Chordious IconToday I announce the first release of my latest software project: Chordious, an open-source chord diagram generator for stringed instruments like the ukulele or guitar.

It’s the secret sauce behind the two sets of ukulele chord charts I’ve released in the past month, for both standard and slack-key tunings. At the moment, Chordious is a small command-line app that takes a config file of desired chord diagrams and generates them in clean, beautiful SVG graphics. Whether you want to make some chord charts of your own, or just spice up your song sheets, Chordious is the app for you.

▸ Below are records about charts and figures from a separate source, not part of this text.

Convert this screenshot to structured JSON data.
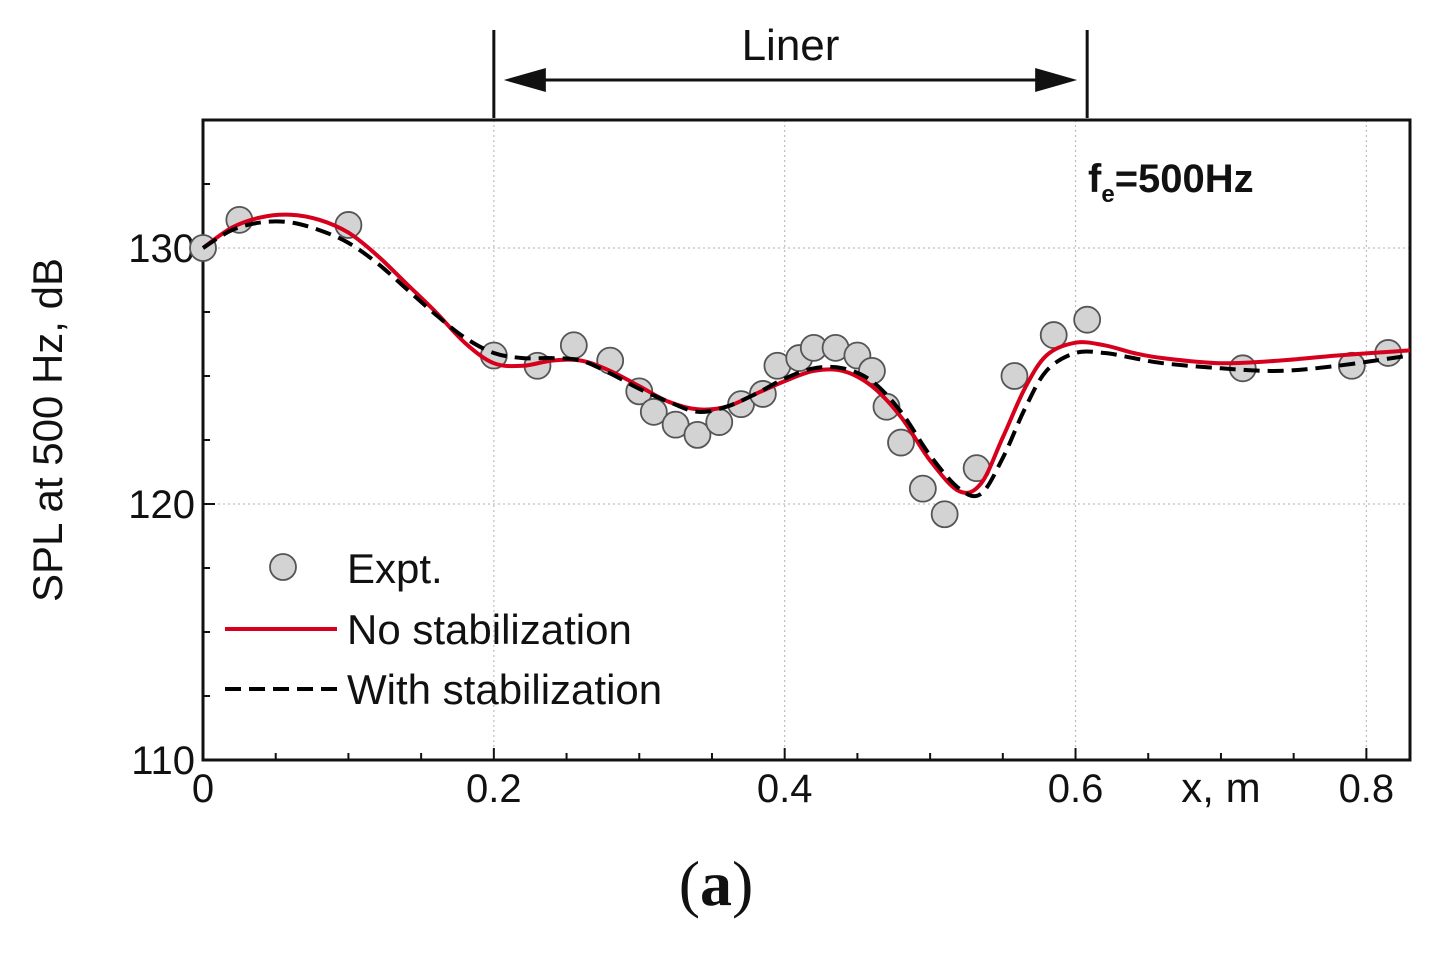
{
  "chart_data": {
    "type": "line",
    "title": "",
    "xlabel": "x, m",
    "ylabel": "SPL at 500 Hz, dB",
    "xlim": [
      0,
      0.83
    ],
    "ylim": [
      110,
      135
    ],
    "x_ticks": [
      0,
      0.2,
      0.4,
      0.6,
      0.8
    ],
    "x_tick_labels": [
      "0",
      "0.2",
      "0.4",
      "0.6",
      "0.8"
    ],
    "y_ticks": [
      110,
      120,
      130
    ],
    "y_tick_labels": [
      "110",
      "120",
      "130"
    ],
    "grid": true,
    "annotations": {
      "liner_label": "Liner",
      "liner_range": [
        0.2,
        0.608
      ],
      "frequency_main": "f",
      "frequency_sub": "e",
      "frequency_value": "=500Hz"
    },
    "legend": {
      "placement": "bottom-left",
      "entries": [
        "Expt.",
        "No stabilization",
        "With stabilization"
      ]
    },
    "series": [
      {
        "name": "Expt.",
        "style": "markers",
        "color": "#d3d3d3",
        "edge": "#555555",
        "points": [
          [
            0.0,
            130.0
          ],
          [
            0.025,
            131.1
          ],
          [
            0.1,
            130.9
          ],
          [
            0.2,
            125.8
          ],
          [
            0.23,
            125.4
          ],
          [
            0.255,
            126.2
          ],
          [
            0.28,
            125.6
          ],
          [
            0.3,
            124.4
          ],
          [
            0.31,
            123.6
          ],
          [
            0.325,
            123.1
          ],
          [
            0.34,
            122.7
          ],
          [
            0.355,
            123.2
          ],
          [
            0.37,
            123.9
          ],
          [
            0.385,
            124.3
          ],
          [
            0.395,
            125.4
          ],
          [
            0.41,
            125.7
          ],
          [
            0.42,
            126.1
          ],
          [
            0.435,
            126.1
          ],
          [
            0.45,
            125.8
          ],
          [
            0.46,
            125.2
          ],
          [
            0.47,
            123.8
          ],
          [
            0.48,
            122.4
          ],
          [
            0.495,
            120.6
          ],
          [
            0.51,
            119.6
          ],
          [
            0.532,
            121.4
          ],
          [
            0.558,
            125.0
          ],
          [
            0.585,
            126.6
          ],
          [
            0.608,
            127.2
          ],
          [
            0.715,
            125.3
          ],
          [
            0.79,
            125.4
          ],
          [
            0.815,
            125.9
          ]
        ]
      },
      {
        "name": "No stabilization",
        "style": "solid",
        "color": "#d6001c",
        "points": [
          [
            0.0,
            130.0
          ],
          [
            0.02,
            130.8
          ],
          [
            0.04,
            131.2
          ],
          [
            0.06,
            131.3
          ],
          [
            0.08,
            131.1
          ],
          [
            0.1,
            130.6
          ],
          [
            0.12,
            129.7
          ],
          [
            0.14,
            128.6
          ],
          [
            0.16,
            127.5
          ],
          [
            0.18,
            126.3
          ],
          [
            0.2,
            125.5
          ],
          [
            0.22,
            125.4
          ],
          [
            0.24,
            125.6
          ],
          [
            0.26,
            125.6
          ],
          [
            0.28,
            125.2
          ],
          [
            0.3,
            124.6
          ],
          [
            0.32,
            124.0
          ],
          [
            0.34,
            123.7
          ],
          [
            0.36,
            123.8
          ],
          [
            0.38,
            124.3
          ],
          [
            0.4,
            124.8
          ],
          [
            0.42,
            125.2
          ],
          [
            0.44,
            125.2
          ],
          [
            0.46,
            124.6
          ],
          [
            0.48,
            123.4
          ],
          [
            0.5,
            121.7
          ],
          [
            0.52,
            120.5
          ],
          [
            0.535,
            120.8
          ],
          [
            0.55,
            122.6
          ],
          [
            0.565,
            124.5
          ],
          [
            0.58,
            125.8
          ],
          [
            0.6,
            126.3
          ],
          [
            0.62,
            126.2
          ],
          [
            0.64,
            125.9
          ],
          [
            0.66,
            125.7
          ],
          [
            0.7,
            125.5
          ],
          [
            0.74,
            125.6
          ],
          [
            0.78,
            125.8
          ],
          [
            0.83,
            126.0
          ]
        ]
      },
      {
        "name": "With stabilization",
        "style": "dashed",
        "color": "#000000",
        "points": [
          [
            0.0,
            130.0
          ],
          [
            0.02,
            130.7
          ],
          [
            0.04,
            131.0
          ],
          [
            0.06,
            131.0
          ],
          [
            0.08,
            130.7
          ],
          [
            0.1,
            130.2
          ],
          [
            0.12,
            129.4
          ],
          [
            0.14,
            128.4
          ],
          [
            0.16,
            127.4
          ],
          [
            0.18,
            126.5
          ],
          [
            0.2,
            125.9
          ],
          [
            0.22,
            125.7
          ],
          [
            0.24,
            125.7
          ],
          [
            0.26,
            125.6
          ],
          [
            0.28,
            125.1
          ],
          [
            0.3,
            124.5
          ],
          [
            0.32,
            124.0
          ],
          [
            0.34,
            123.6
          ],
          [
            0.36,
            123.8
          ],
          [
            0.38,
            124.3
          ],
          [
            0.4,
            124.9
          ],
          [
            0.42,
            125.3
          ],
          [
            0.44,
            125.3
          ],
          [
            0.46,
            124.8
          ],
          [
            0.48,
            123.6
          ],
          [
            0.5,
            121.9
          ],
          [
            0.52,
            120.6
          ],
          [
            0.535,
            120.4
          ],
          [
            0.55,
            121.8
          ],
          [
            0.565,
            123.7
          ],
          [
            0.58,
            125.2
          ],
          [
            0.6,
            125.9
          ],
          [
            0.62,
            125.9
          ],
          [
            0.64,
            125.7
          ],
          [
            0.66,
            125.5
          ],
          [
            0.7,
            125.3
          ],
          [
            0.74,
            125.2
          ],
          [
            0.78,
            125.4
          ],
          [
            0.83,
            125.8
          ]
        ]
      }
    ]
  },
  "caption": {
    "open": "(",
    "letter": "a",
    "close": ")"
  }
}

Chordious isn’t just for ukulele, you can create diagrams for any stringed instrument. By default it produces very nice uke chord charts, but you can tweak and adjust the output to make the chords you want. Here are just some of the features:

  • Outputs to clean, scalable SVG images
  • Configurable styling, including:
    • Diagram height and width
    • Font size and family
    • Number of frets and strings
    • Specify top fret and barres
  • Bulk creating from the command line with Chordious.CLI.exe

For download links, check out my Chordious page, or the Chordious project page at Launchpad. You’ll find links for both the binaries and the source. Note that you’ll need at least .NET 4.0 or the latest version of Mono installed to run Chordious.

Happy chording!


P.S. As of right now the app works, as evidenced by the chord diagrams I’ve already made, but it’s by no means complete. For example I left room in the design for barre chord arcs, but since I didn’t need them personally, they currently don’t do anything. The next big thing I plan to tackle is to a graphical chord designer, to make designing the chords faster and easier. Stay tuned!

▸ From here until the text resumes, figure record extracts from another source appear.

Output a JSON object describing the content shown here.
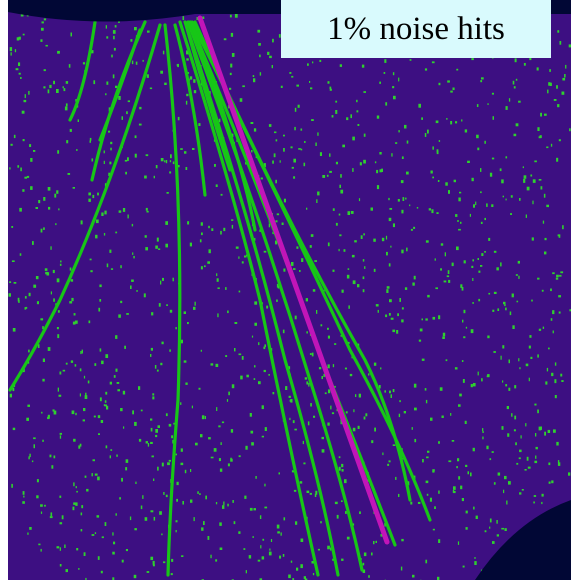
{
  "label": {
    "text": "1% noise hits"
  },
  "colors": {
    "background_outside": "#010735",
    "detector": "#3d0f82",
    "noise_hits": "#2fd12f",
    "tracks": "#17c617",
    "highlighted_track": "#c115b8",
    "label_bg": "#d9fafd"
  }
}
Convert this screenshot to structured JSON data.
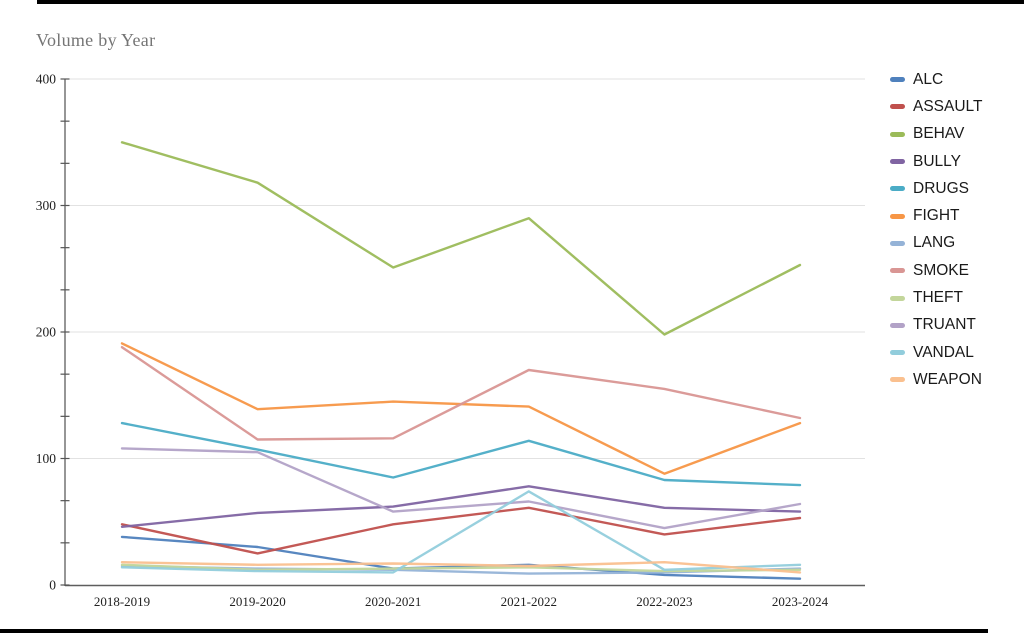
{
  "title": "Volume by Year",
  "chart_data": {
    "type": "line",
    "title": "Volume by Year",
    "xlabel": "",
    "ylabel": "",
    "x": [
      "2018-2019",
      "2019-2020",
      "2020-2021",
      "2021-2022",
      "2022-2023",
      "2023-2024"
    ],
    "ylim": [
      0,
      400
    ],
    "yticks": [
      0,
      100,
      200,
      300,
      400
    ],
    "grid": true,
    "legend_position": "right",
    "series": [
      {
        "name": "ALC",
        "color": "#4f81bd",
        "values": [
          38,
          30,
          13,
          16,
          8,
          5
        ]
      },
      {
        "name": "ASSAULT",
        "color": "#c0504d",
        "values": [
          48,
          25,
          48,
          61,
          40,
          53
        ]
      },
      {
        "name": "BEHAV",
        "color": "#9bbb59",
        "values": [
          350,
          318,
          251,
          290,
          198,
          253
        ]
      },
      {
        "name": "BULLY",
        "color": "#8064a2",
        "values": [
          46,
          57,
          62,
          78,
          61,
          58
        ]
      },
      {
        "name": "DRUGS",
        "color": "#4bacc6",
        "values": [
          128,
          107,
          85,
          114,
          83,
          79
        ]
      },
      {
        "name": "FIGHT",
        "color": "#f79646",
        "values": [
          191,
          139,
          145,
          141,
          88,
          128
        ]
      },
      {
        "name": "LANG",
        "color": "#95b3d7",
        "values": [
          15,
          13,
          12,
          9,
          10,
          13
        ]
      },
      {
        "name": "SMOKE",
        "color": "#d99694",
        "values": [
          188,
          115,
          116,
          170,
          155,
          132
        ]
      },
      {
        "name": "THEFT",
        "color": "#c3d69b",
        "values": [
          16,
          12,
          13,
          14,
          11,
          12
        ]
      },
      {
        "name": "TRUANT",
        "color": "#b2a2c7",
        "values": [
          108,
          105,
          58,
          66,
          45,
          64
        ]
      },
      {
        "name": "VANDAL",
        "color": "#92cddc",
        "values": [
          14,
          11,
          10,
          74,
          12,
          16
        ]
      },
      {
        "name": "WEAPON",
        "color": "#fac08f",
        "values": [
          18,
          16,
          17,
          15,
          18,
          10
        ]
      }
    ],
    "axis_color": "#5e5e5e",
    "gridline_color": "#e2e2e2",
    "label_color": "#222222"
  }
}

7 thoughts on “Introducing Chordious, an app to create your own custom chord diagrams

    1. The app is a command line program. You need to run it from a command prompt. Instructions are in the read me file. If you’re not familiar/comfortable with the command line, you should probably wait for the beta of the graphical chord designer.

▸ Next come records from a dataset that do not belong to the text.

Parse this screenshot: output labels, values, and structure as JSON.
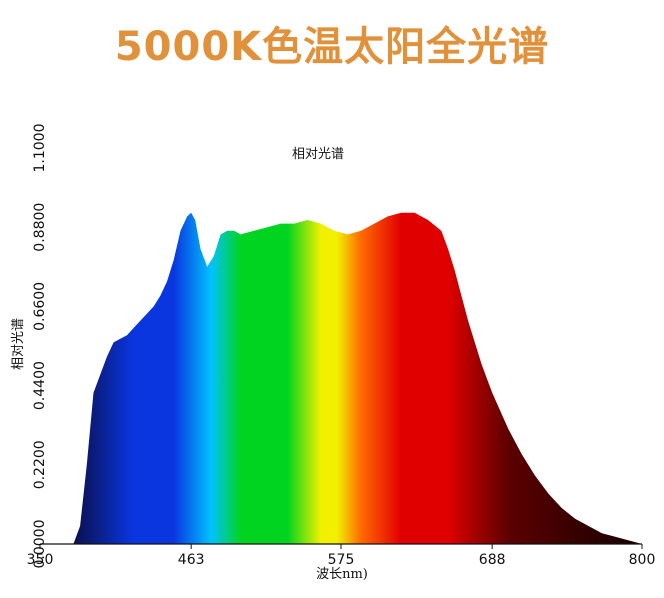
{
  "banner": {
    "title": "5000K色温太阳全光谱",
    "color": "#e0913a"
  },
  "chart_data": {
    "type": "area",
    "title": "相对光谱",
    "xlabel": "波长nm)",
    "ylabel": "相对光谱",
    "xlim": [
      350,
      800
    ],
    "ylim": [
      0,
      1.1
    ],
    "x_ticks": [
      {
        "value": 350,
        "label": "350"
      },
      {
        "value": 463,
        "label": "463"
      },
      {
        "value": 575,
        "label": "575"
      },
      {
        "value": 688,
        "label": "688"
      },
      {
        "value": 800,
        "label": "800"
      }
    ],
    "y_ticks": [
      {
        "value": 0.0,
        "label": "0.0000"
      },
      {
        "value": 0.22,
        "label": "0.2200"
      },
      {
        "value": 0.44,
        "label": "0.4400"
      },
      {
        "value": 0.66,
        "label": "0.6600"
      },
      {
        "value": 0.88,
        "label": "0.8800"
      },
      {
        "value": 1.1,
        "label": "1.1000"
      }
    ],
    "series": [
      {
        "x": [
          375,
          380,
          385,
          390,
          395,
          400,
          405,
          410,
          415,
          420,
          425,
          430,
          435,
          440,
          445,
          450,
          455,
          460,
          463,
          466,
          470,
          475,
          480,
          485,
          490,
          495,
          500,
          510,
          520,
          530,
          540,
          550,
          560,
          570,
          580,
          590,
          600,
          610,
          620,
          630,
          640,
          650,
          655,
          660,
          665,
          670,
          675,
          680,
          688,
          700,
          710,
          720,
          730,
          740,
          750,
          760,
          770,
          780,
          790,
          800
        ],
        "y": [
          0.0,
          0.05,
          0.22,
          0.42,
          0.47,
          0.52,
          0.56,
          0.57,
          0.58,
          0.6,
          0.62,
          0.64,
          0.66,
          0.69,
          0.73,
          0.79,
          0.87,
          0.91,
          0.92,
          0.9,
          0.82,
          0.77,
          0.8,
          0.86,
          0.87,
          0.87,
          0.86,
          0.87,
          0.88,
          0.89,
          0.89,
          0.9,
          0.89,
          0.87,
          0.86,
          0.87,
          0.89,
          0.91,
          0.92,
          0.92,
          0.9,
          0.87,
          0.82,
          0.76,
          0.69,
          0.62,
          0.56,
          0.5,
          0.42,
          0.32,
          0.25,
          0.19,
          0.14,
          0.1,
          0.07,
          0.05,
          0.03,
          0.02,
          0.01,
          0.0
        ]
      }
    ],
    "grid": false,
    "legend": "none",
    "colors": {
      "violet": "#0b0f4a",
      "blue": "#0a36e0",
      "cyan": "#00c2ff",
      "green": "#00d420",
      "yellow": "#f2f000",
      "orange": "#ff6a00",
      "red": "#e00000",
      "dark_red": "#5c0000",
      "black": "#140000"
    }
  }
}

      1. C:\Users\d.valat\Chord>Chordious.CLI.exe

        Chordious.CLI.exe by Jon Thysell
        Invalid command-line arguments.
        Use -? to show help.

        ok I understand… [infile] … I will wait for your graphical chord designer… 😉

      2. I definitely intend to make it much easier to use than it currently is. The first version was just to get the ball rolling.

  1. HI Jon – I’m struggling to get Chordious working in windows 8. I’ve verified that .NET framework is installed along with mono and Gtk# (sans XSP, as instructed) and the program runs, but instead of seeing a rendered chord, all I see are red X’s. One note – your link to Gtk# for .NET (step 3 for windows install) links to the files found in step 2 – do I need Gtk# for .NET for the graphics to render properly?

    Thanks for any help offered – what you are doing is very unique! I really look forward to printing out some customized chord charts.

    1. Yes, Chordious 0.6 also needs Gtk# for .NET for the chords to render properly. The next version of Chordious will not have this requirement as I finally figured out how to render without it.